On Monday, Fox News responded to a lawsuit filed against the company, former CEO Roger Ailes and other executives by Andrea Tantaros, a former Fox News host who says she was sexually harassed and then banned from the network.
Tantaros says she was harassed by Ailes but also by a number of other men who are not named as defendants, including John Roberts, former Senator Scott Brown and the network’s biggest star, Bill O’Reilly.
In response, Fox News has filed a scathing reply to Tantaros, calling her an “opportunist” and a “wannabe.” Fox’s lawyers say the company is committed to “making things things right with those women who were not treated with the respect they and every employee deserve.” Tantaros, in their view, is not one of those women.
Most of the filing concerns a technical legal matter — Fox News insists that Tantaros needs to take up her claims in private arbitration rather than in court. Fox News builds an arbitration provision into all of their contracts. This generally keeps disputes like this from the public eye. Private arbitration also generally provides more favorable outcomes to corporations. There are some circumstances that would supercede an arbitration provision and the lawyers are arguing about whether any of them apply here.
The most interesting part of Fox News’ filing, however, had nothing to do with the legal arguments.
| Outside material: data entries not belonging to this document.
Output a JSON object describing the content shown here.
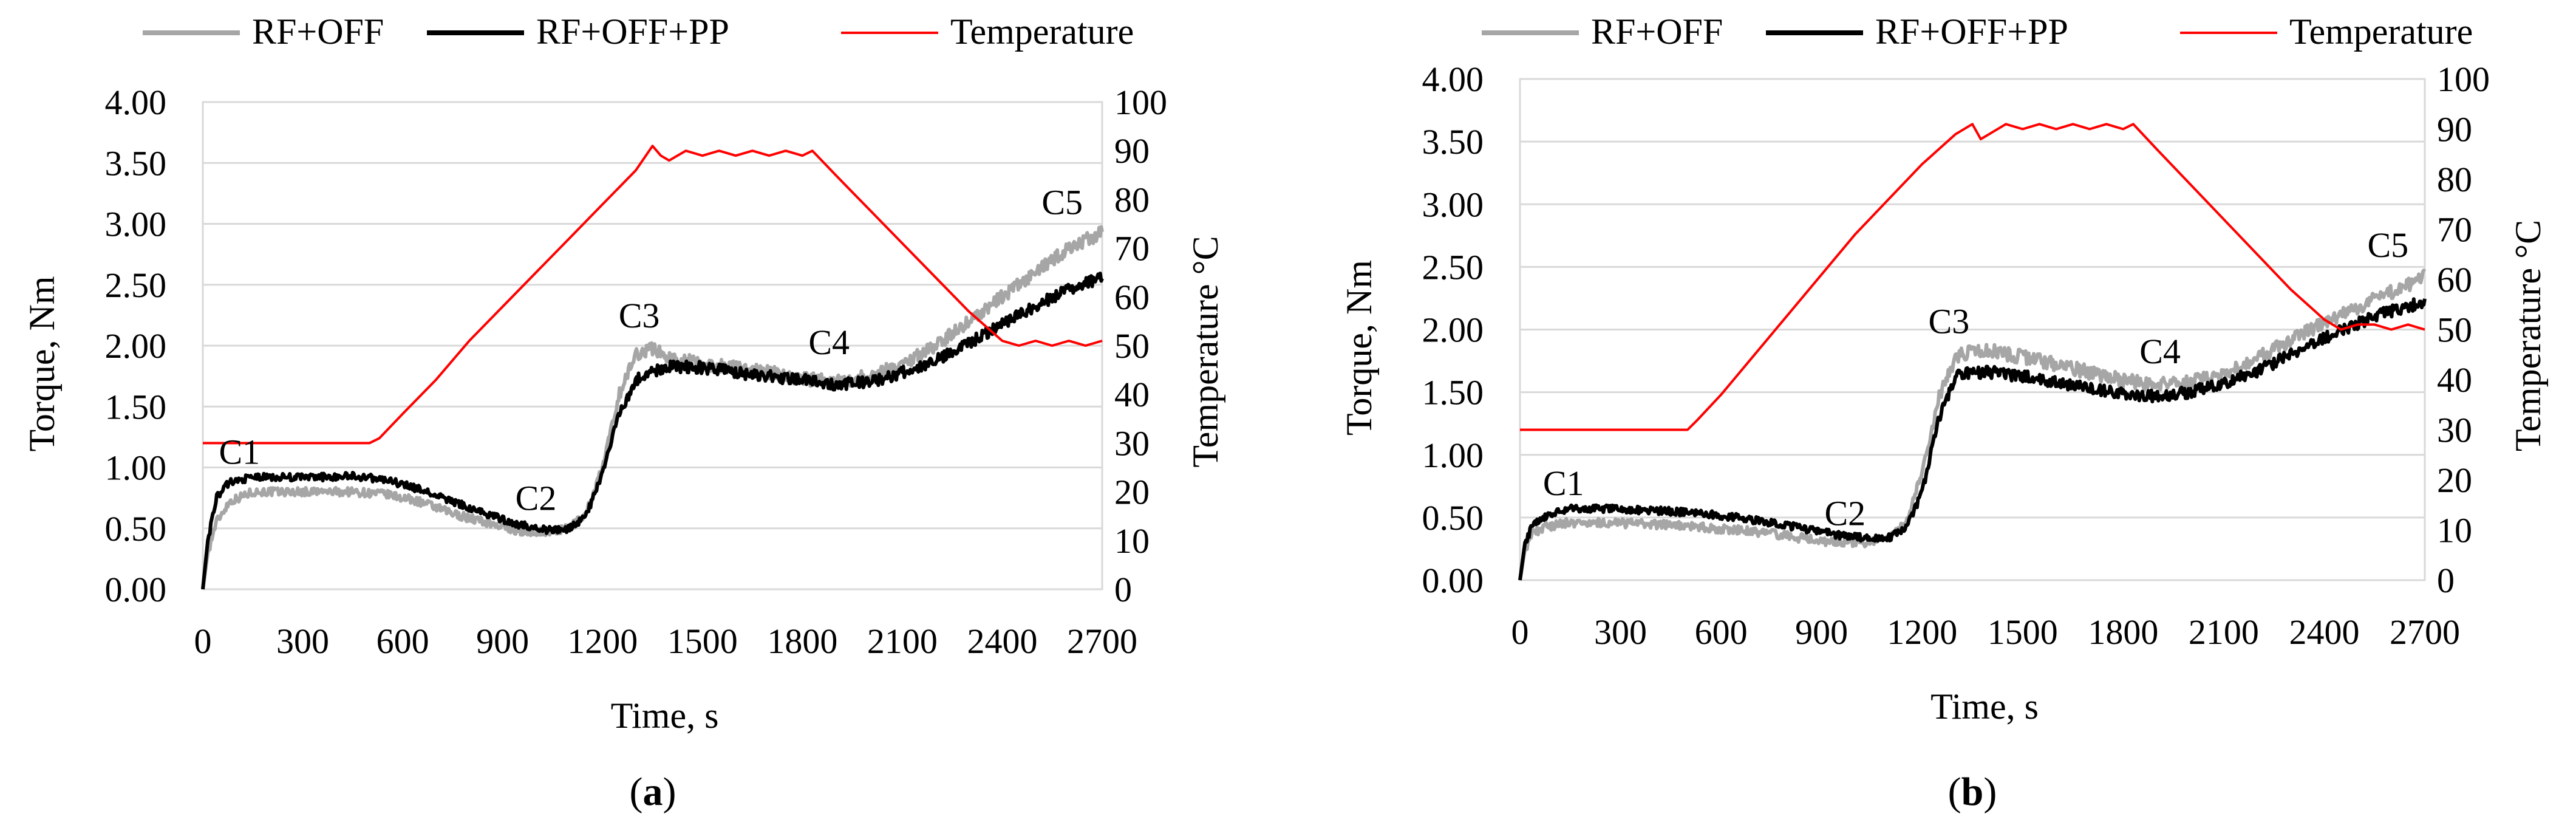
{
  "chart_data": [
    {
      "type": "line",
      "panel_label_open": "(",
      "panel_label_letter": "a",
      "panel_label_close": ")",
      "xlabel": "Time, s",
      "ylabel": "Torque, Nm",
      "y2label": "Temperature °C",
      "xlim": [
        0,
        2700
      ],
      "ylim": [
        0,
        4
      ],
      "y2lim": [
        0,
        100
      ],
      "x_ticks": [
        0,
        300,
        600,
        900,
        1200,
        1500,
        1800,
        2100,
        2400,
        2700
      ],
      "y_ticks": [
        "0.00",
        "0.50",
        "1.00",
        "1.50",
        "2.00",
        "2.50",
        "3.00",
        "3.50",
        "4.00"
      ],
      "y2_ticks": [
        "0",
        "10",
        "20",
        "30",
        "40",
        "50",
        "60",
        "70",
        "80",
        "90",
        "100"
      ],
      "series": [
        {
          "name": "RF+OFF",
          "axis": "left",
          "color": "#a6a6a6",
          "x": [
            0,
            15,
            40,
            80,
            150,
            250,
            350,
            450,
            550,
            650,
            750,
            850,
            950,
            1050,
            1100,
            1150,
            1200,
            1250,
            1300,
            1350,
            1400,
            1500,
            1600,
            1700,
            1800,
            1900,
            2000,
            2100,
            2200,
            2300,
            2400,
            2500,
            2600,
            2700
          ],
          "y": [
            0.0,
            0.3,
            0.55,
            0.72,
            0.8,
            0.8,
            0.8,
            0.8,
            0.78,
            0.72,
            0.62,
            0.55,
            0.48,
            0.47,
            0.5,
            0.62,
            1.0,
            1.6,
            1.93,
            1.98,
            1.9,
            1.85,
            1.82,
            1.78,
            1.73,
            1.7,
            1.75,
            1.85,
            2.0,
            2.2,
            2.4,
            2.6,
            2.8,
            2.93
          ]
        },
        {
          "name": "RF+OFF+PP",
          "axis": "left",
          "color": "#000000",
          "x": [
            0,
            15,
            40,
            80,
            150,
            250,
            350,
            450,
            550,
            650,
            750,
            850,
            950,
            1050,
            1100,
            1150,
            1200,
            1250,
            1300,
            1350,
            1400,
            1500,
            1600,
            1700,
            1800,
            1900,
            2000,
            2100,
            2200,
            2300,
            2400,
            2500,
            2600,
            2700
          ],
          "y": [
            0.0,
            0.4,
            0.75,
            0.88,
            0.92,
            0.92,
            0.92,
            0.93,
            0.9,
            0.82,
            0.72,
            0.62,
            0.53,
            0.48,
            0.5,
            0.6,
            0.95,
            1.45,
            1.72,
            1.78,
            1.83,
            1.82,
            1.78,
            1.75,
            1.72,
            1.68,
            1.7,
            1.78,
            1.88,
            2.02,
            2.18,
            2.33,
            2.46,
            2.56
          ]
        },
        {
          "name": "Temperature",
          "axis": "right",
          "color": "#ff0000",
          "x": [
            0,
            500,
            530,
            600,
            700,
            800,
            900,
            1000,
            1100,
            1200,
            1300,
            1350,
            1375,
            1400,
            1450,
            1500,
            1550,
            1600,
            1650,
            1700,
            1750,
            1800,
            1830,
            1900,
            2000,
            2100,
            2200,
            2300,
            2350,
            2400,
            2450,
            2500,
            2550,
            2600,
            2650,
            2700
          ],
          "y": [
            30,
            30,
            31,
            36,
            43,
            51,
            58,
            65,
            72,
            79,
            86,
            91,
            89,
            88,
            90,
            89,
            90,
            89,
            90,
            89,
            90,
            89,
            90,
            85,
            78,
            71,
            64,
            57,
            54,
            51,
            50,
            51,
            50,
            51,
            50,
            51
          ]
        }
      ],
      "annotations": [
        {
          "text": "C1",
          "x": 110,
          "y": 1.03
        },
        {
          "text": "C2",
          "x": 1000,
          "y": 0.65
        },
        {
          "text": "C3",
          "x": 1310,
          "y": 2.15
        },
        {
          "text": "C4",
          "x": 1880,
          "y": 1.93
        },
        {
          "text": "C5",
          "x": 2580,
          "y": 3.08
        }
      ]
    },
    {
      "type": "line",
      "panel_label_open": "(",
      "panel_label_letter": "b",
      "panel_label_close": ")",
      "xlabel": "Time, s",
      "ylabel": "Torque, Nm",
      "y2label": "Temperature °C",
      "xlim": [
        0,
        2700
      ],
      "ylim": [
        0,
        4
      ],
      "y2lim": [
        0,
        100
      ],
      "x_ticks": [
        0,
        300,
        600,
        900,
        1200,
        1500,
        1800,
        2100,
        2400,
        2700
      ],
      "y_ticks": [
        "0.00",
        "0.50",
        "1.00",
        "1.50",
        "2.00",
        "2.50",
        "3.00",
        "3.50",
        "4.00"
      ],
      "y2_ticks": [
        "0",
        "10",
        "20",
        "30",
        "40",
        "50",
        "60",
        "70",
        "80",
        "90",
        "100"
      ],
      "series": [
        {
          "name": "RF+OFF",
          "axis": "left",
          "color": "#a6a6a6",
          "x": [
            0,
            15,
            40,
            80,
            150,
            250,
            350,
            450,
            550,
            650,
            750,
            850,
            950,
            1050,
            1100,
            1150,
            1200,
            1250,
            1300,
            1350,
            1400,
            1500,
            1600,
            1700,
            1800,
            1900,
            2000,
            2100,
            2200,
            2300,
            2400,
            2500,
            2600,
            2700
          ],
          "y": [
            0.0,
            0.25,
            0.38,
            0.43,
            0.46,
            0.46,
            0.45,
            0.44,
            0.42,
            0.4,
            0.37,
            0.33,
            0.3,
            0.3,
            0.33,
            0.45,
            0.85,
            1.45,
            1.78,
            1.83,
            1.83,
            1.78,
            1.72,
            1.66,
            1.6,
            1.56,
            1.58,
            1.65,
            1.77,
            1.92,
            2.06,
            2.18,
            2.3,
            2.42
          ]
        },
        {
          "name": "RF+OFF+PP",
          "axis": "left",
          "color": "#000000",
          "x": [
            0,
            15,
            40,
            80,
            150,
            250,
            350,
            450,
            550,
            650,
            750,
            850,
            950,
            1050,
            1100,
            1150,
            1200,
            1250,
            1300,
            1350,
            1400,
            1500,
            1600,
            1700,
            1800,
            1900,
            2000,
            2100,
            2200,
            2300,
            2400,
            2500,
            2600,
            2700
          ],
          "y": [
            0.0,
            0.3,
            0.45,
            0.52,
            0.57,
            0.57,
            0.56,
            0.55,
            0.53,
            0.5,
            0.46,
            0.41,
            0.36,
            0.33,
            0.34,
            0.4,
            0.7,
            1.3,
            1.62,
            1.66,
            1.66,
            1.63,
            1.58,
            1.53,
            1.49,
            1.47,
            1.5,
            1.57,
            1.67,
            1.8,
            1.93,
            2.05,
            2.15,
            2.22
          ]
        },
        {
          "name": "Temperature",
          "axis": "right",
          "color": "#ff0000",
          "x": [
            0,
            500,
            530,
            600,
            700,
            800,
            900,
            1000,
            1100,
            1200,
            1300,
            1350,
            1375,
            1400,
            1450,
            1500,
            1550,
            1600,
            1650,
            1700,
            1750,
            1800,
            1830,
            1900,
            2000,
            2100,
            2200,
            2300,
            2350,
            2400,
            2450,
            2500,
            2550,
            2600,
            2650,
            2700
          ],
          "y": [
            30,
            30,
            32,
            37,
            45,
            53,
            61,
            69,
            76,
            83,
            89,
            91,
            88,
            89,
            91,
            90,
            91,
            90,
            91,
            90,
            91,
            90,
            91,
            86,
            79,
            72,
            65,
            58,
            55,
            52,
            50,
            51,
            51,
            50,
            51,
            50
          ]
        }
      ],
      "annotations": [
        {
          "text": "C1",
          "x": 130,
          "y": 0.68
        },
        {
          "text": "C2",
          "x": 970,
          "y": 0.44
        },
        {
          "text": "C3",
          "x": 1280,
          "y": 1.97
        },
        {
          "text": "C4",
          "x": 1910,
          "y": 1.73
        },
        {
          "text": "C5",
          "x": 2590,
          "y": 2.58
        }
      ]
    }
  ]
}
Rather, it was contained in an unusual “ADDENDUM” that the lawyers attached to their filing.
In this attachment, Fox News seeks to clear the name of everyone mentioned in Tantaros’ complaint. The assumption seems to be that everything is made up and therefore, attributable to Tantaros. For example, Tantaros alleges in her complaint that Ailes called Fox News contributor Kimberly Guilfoyle a “Puerto Rican whore.” The Fox News addendum treats this as a smear leveled by Tantaros and counters that Guilfoyle “is a former Assistant District Attorney in both Los Angeles and San Francisco.”
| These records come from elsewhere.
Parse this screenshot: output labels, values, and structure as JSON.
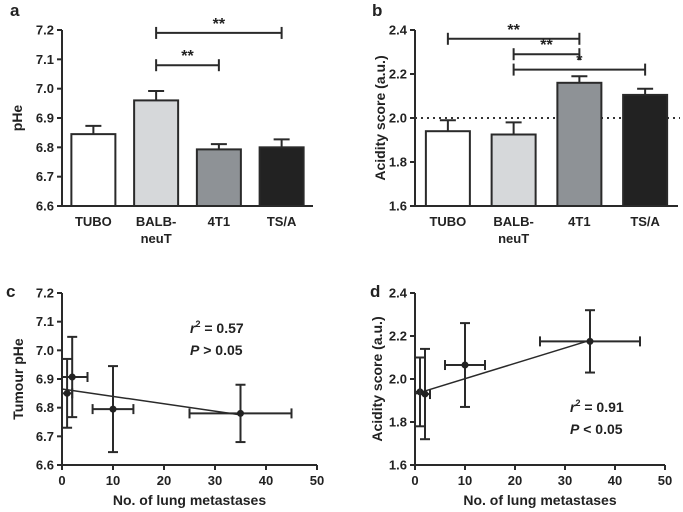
{
  "figure": {
    "panels": [
      "a",
      "b",
      "c",
      "d"
    ]
  },
  "chart_data": [
    {
      "panel": "a",
      "type": "bar",
      "categories": [
        "TUBO",
        "BALB-neuT",
        "4T1",
        "TS/A"
      ],
      "category_lines": [
        [
          "TUBO"
        ],
        [
          "BALB-",
          "neuT"
        ],
        [
          "4T1"
        ],
        [
          "TS/A"
        ]
      ],
      "values": [
        6.845,
        6.96,
        6.793,
        6.8
      ],
      "errors": [
        0.028,
        0.032,
        0.018,
        0.027
      ],
      "fills": [
        "#ffffff",
        "#d6d8da",
        "#8e9296",
        "#222222"
      ],
      "ylabel": "pHe",
      "ylim": [
        6.6,
        7.2
      ],
      "yticks": [
        "6.6",
        "6.7",
        "6.8",
        "6.9",
        "7.0",
        "7.1",
        "7.2"
      ],
      "significance": [
        {
          "from": 1,
          "to": 3,
          "level": 7.19,
          "label": "**"
        },
        {
          "from": 1,
          "to": 2,
          "level": 7.08,
          "label": "**"
        }
      ]
    },
    {
      "panel": "b",
      "type": "bar",
      "categories": [
        "TUBO",
        "BALB-neuT",
        "4T1",
        "TS/A"
      ],
      "category_lines": [
        [
          "TUBO"
        ],
        [
          "BALB-",
          "neuT"
        ],
        [
          "4T1"
        ],
        [
          "TS/A"
        ]
      ],
      "values": [
        1.94,
        1.925,
        2.16,
        2.105
      ],
      "errors": [
        0.05,
        0.055,
        0.03,
        0.028
      ],
      "fills": [
        "#ffffff",
        "#d6d8da",
        "#8e9296",
        "#222222"
      ],
      "ylabel": "Acidity score (a.u.)",
      "ylim": [
        1.6,
        2.4
      ],
      "yticks": [
        "1.6",
        "1.8",
        "2.0",
        "2.2",
        "2.4"
      ],
      "reference_line": 2.0,
      "significance": [
        {
          "from": 0,
          "to": 2,
          "level": 2.36,
          "label": "**"
        },
        {
          "from": 1,
          "to": 2,
          "level": 2.29,
          "label": "**"
        },
        {
          "from": 1,
          "to": 3,
          "level": 2.22,
          "label": "*"
        }
      ]
    },
    {
      "panel": "c",
      "type": "scatter",
      "points": [
        {
          "x": 1,
          "y": 6.85,
          "xerr": 1,
          "yerr": 0.12
        },
        {
          "x": 2,
          "y": 6.907,
          "xerr": 3,
          "yerr": 0.14
        },
        {
          "x": 10,
          "y": 6.795,
          "xerr": 4,
          "yerr": 0.15
        },
        {
          "x": 35,
          "y": 6.78,
          "xerr": 10,
          "yerr": 0.1
        }
      ],
      "fit_line": {
        "x": [
          0,
          35
        ],
        "y": [
          6.865,
          6.775
        ]
      },
      "xlabel": "No. of lung metastases",
      "ylabel": "Tumour pHe",
      "xlim": [
        0,
        50
      ],
      "ylim": [
        6.6,
        7.2
      ],
      "xticks": [
        "0",
        "10",
        "20",
        "30",
        "40",
        "50"
      ],
      "yticks": [
        "6.6",
        "6.7",
        "6.8",
        "6.9",
        "7.0",
        "7.1",
        "7.2"
      ],
      "stats": {
        "r_symbol": "r",
        "r_power": "2",
        "r_value": " = 0.57",
        "p_symbol": "P",
        "p_value": " > 0.05"
      }
    },
    {
      "panel": "d",
      "type": "scatter",
      "points": [
        {
          "x": 1,
          "y": 1.94,
          "xerr": 1,
          "yerr": 0.16
        },
        {
          "x": 2,
          "y": 1.93,
          "xerr": 1,
          "yerr": 0.21
        },
        {
          "x": 10,
          "y": 2.065,
          "xerr": 4,
          "yerr": 0.195
        },
        {
          "x": 35,
          "y": 2.175,
          "xerr": 10,
          "yerr": 0.145
        }
      ],
      "fit_line": {
        "x": [
          0,
          35
        ],
        "y": [
          1.93,
          2.18
        ]
      },
      "xlabel": "No. of lung metastases",
      "ylabel": "Acidity score (a.u.)",
      "xlim": [
        0,
        50
      ],
      "ylim": [
        1.6,
        2.4
      ],
      "xticks": [
        "0",
        "10",
        "20",
        "30",
        "40",
        "50"
      ],
      "yticks": [
        "1.6",
        "1.8",
        "2.0",
        "2.2",
        "2.4"
      ],
      "stats": {
        "r_symbol": "r",
        "r_power": "2",
        "r_value": " = 0.91",
        "p_symbol": "P",
        "p_value": " < 0.05"
      }
    }
  ]
}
The addendum goes on to deny Tantaros’ sexual harassment allegations against several men not named as defendants. Fox’s lawyers say that they “already investigated all of these accusations and found no evidence to support them.”
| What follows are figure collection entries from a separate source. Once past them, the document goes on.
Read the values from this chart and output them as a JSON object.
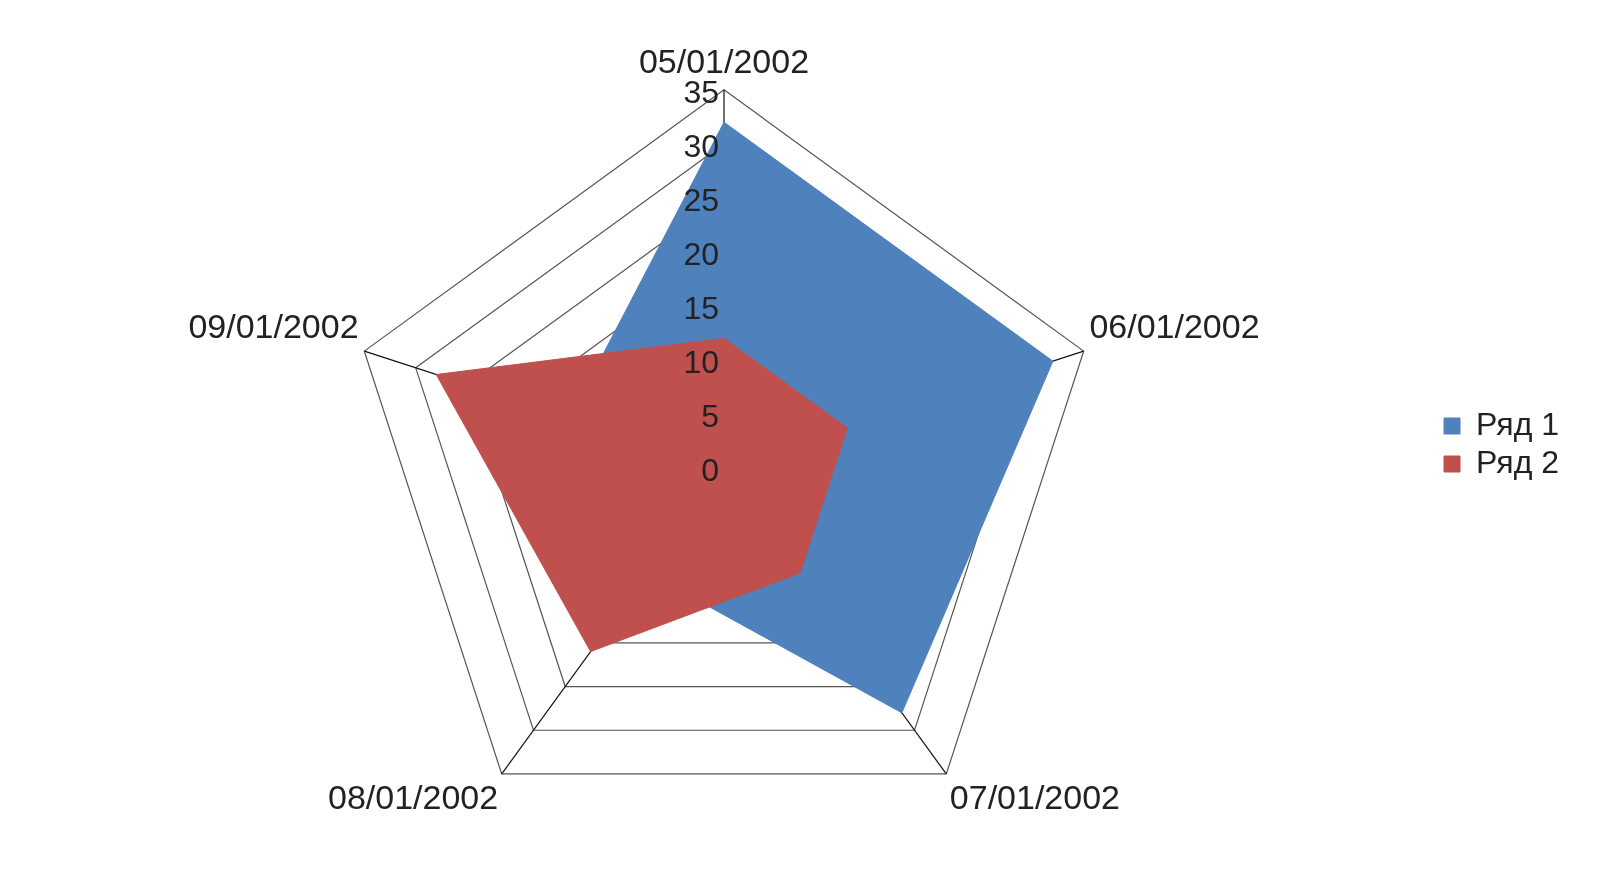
{
  "chart_data": {
    "type": "radar",
    "categories": [
      "05/01/2002",
      "06/01/2002",
      "07/01/2002",
      "08/01/2002",
      "09/01/2002"
    ],
    "series": [
      {
        "name": "Ряд 1",
        "color": "#4f81bd",
        "values": [
          32,
          32,
          28,
          12,
          15
        ]
      },
      {
        "name": "Ряд 2",
        "color": "#c0504d",
        "values": [
          12,
          12,
          12,
          21,
          28
        ]
      }
    ],
    "ylim": [
      0,
      35
    ],
    "yticks": [
      0,
      5,
      10,
      15,
      20,
      25,
      30,
      35
    ],
    "grid": true,
    "legend": "right",
    "marker": "none"
  }
}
They name, and specifically deny, allegations against John Roberts, Scott Brown and Ben Collins. The filing says, for example, that Scott Brown’s interactions with Tantaros “were professional and cordial, and in full view of other personnel and talent.”
One person who is not mentioned at all: Bill O’Reilly.
Tantaros’ complaint makes very specific allegations against O’Reilly:
[C]ommencing in February 2016, Bill O’Reilly (“O’Reilly”), whom Tantaros had considered to be a good friend and a person from whom she sought career guidance, started sexually harassing her by, inter alia, (a) asking her to come to stay with him on Long Island where it would be “very private,” and (b) telling her on more than one occasion that he could “see [her] as a wild girl,” and that he believed that she had a “wild side.” Fox News did take one action: plainly because of O’Reilly’s rumored prior sexual harassment issues and in recognition of Tantaros’s complaints, Brandi informed Cane that Tantaros would no longer be appearing on O’Reilly’s Fox News show, The O’Reilly Factor.
While taking pains to deny the allegations against every other man and woman mentioned in the lawsuit, Fox’s filing is silent on O’Reilly.
In a statement, O’Reilly’s lawyer said “Don’t read anything into it…[He’s] not a defendant.” The lawyer also denied Tantaros’ allegations.
Still, the statement from O’Reilly’s lawyers provides more questions than answers. It’s true that O’Reilly is not a defendant but neither are the other men discussed in the “Addendum.”
Why was O’Reilly left out? Did Fox News offer to include him in their denials? Or did their investigation preclude such an offer?
We may find out the answers as the lawsuit proceeds. Or, the case might be sent back to arbitration where these issues can be resolved behind closed doors, which is exactly where Fox News wants them.